Write To Floppy Drive From Web Site

A

Andrew Hayes

In our old ASP web site we have an ActiveX control written in VB6 that writes
a structured file to the users floppy disk drive.

Now that we are updating the site to ASP.NET, I want to rewrite the ActiveX
control in C#.NET.

I created a solution with a ASP.NET Web App project and a Windows Control
Library project containing a simple user control with a button on it.

The control assembly is signed, and I have the <object> tag to include the
control on the default.aspx page. This works fine on my own PC. When I open
the url I see the ActiveX control with the button. Of course, I have to
"click to activate activex control", which is fine, and once done I can click
the button to create the file.

However, on other users PC's, they don't see the control. Just a box with a
small icon in it. They are not prompted or otherwise informed of how to get
it to work.

What I would really like is for it to behave the way that other ActiveX
controls do, in that it would show the information bar in IE7, giving the
option to download the activeX control, and then show the install dialog.

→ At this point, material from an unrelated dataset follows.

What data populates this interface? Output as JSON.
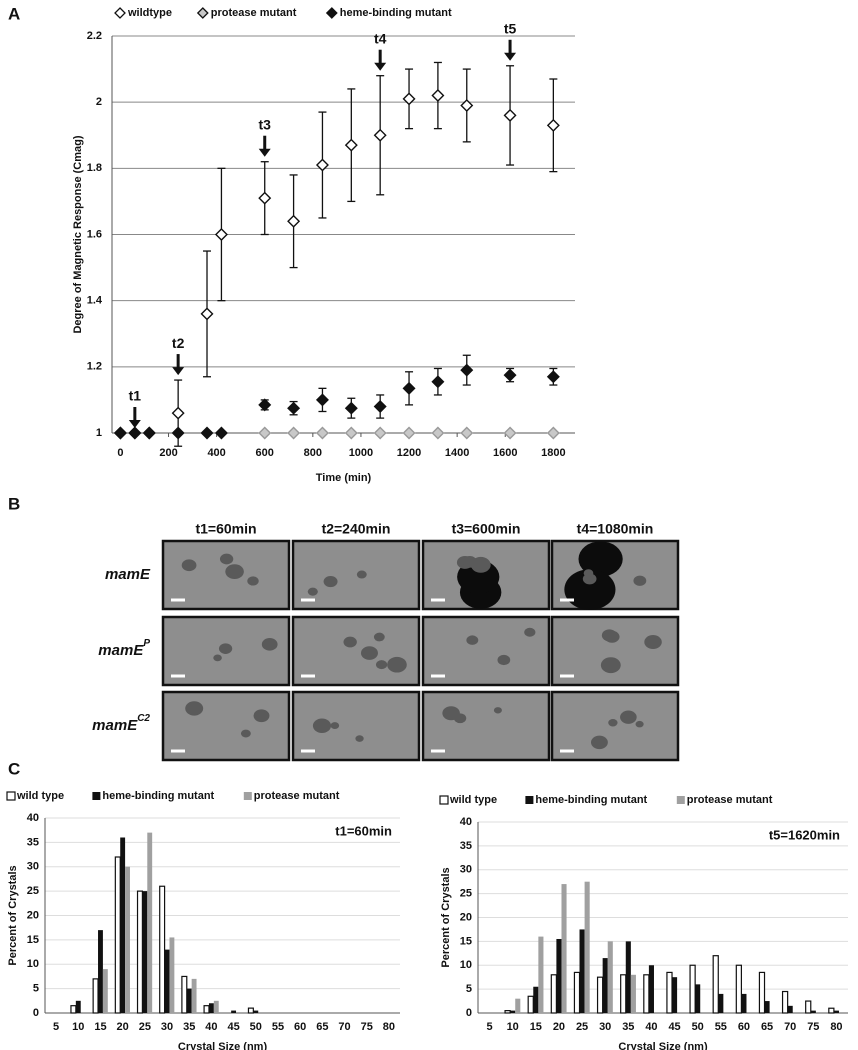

Do I need to do anything special with the Windows Control Library project to
get it to work that way?
 
G

Guest

In our old ASP web site we have an ActiveX control written in VB6 that writes
a structured file to the users floppy disk drive.

Now that we are updating the site to ASP.NET, I want to rewrite the ActiveX
control in C#.NET.

I created a solution with a ASP.NET Web App project and a Windows Control
Library project containing a simple user control with a button on it.

The control assembly is signed, and I have the <object> tag to include the
control on the default.aspx page. This works fine on my own PC. When I open
the url I see the ActiveX control with the button. Of course, I have to
"click to activate activex control", which is fine, and once done I can click
the button to create the file.

However, on other users PC's, they don't see the control. Just a box with a
small icon in it. They are not prompted or otherwise informed of how to get
it to work.

What I would really like is for it to behave the way that other ActiveX
controls do, in that it would show the information bar in IE7, giving the
option to download the activeX control, and then show the install dialog.

Do I need to do anything special with the Windows Control Library project to
get it to work that way?

I think your users might need to add your website to the Trusted Sites
list in the Internet Explorer browser.
 
A

Andrew Hayes

Thanks for the reply Alexey, but our site already exists in their trusted
zone. So far I've only got it to appear within our office if the site shows
up as Local Intranet.

What I have noticed is that if I go to the Windows Update site on my virtual
PC, which shows up as belonging to the Internet zone, it still pops up the
Information Bar dialog, "Did you notice the Information Bar?", and the bar
says that "This website wants to run the following add-on: 'Microsoft Update'
from 'Microsoft Corporation'."

I'm looking for similiar functionality. Does this mean I have to build my
Windows User Control as an Internet Explorer add-on?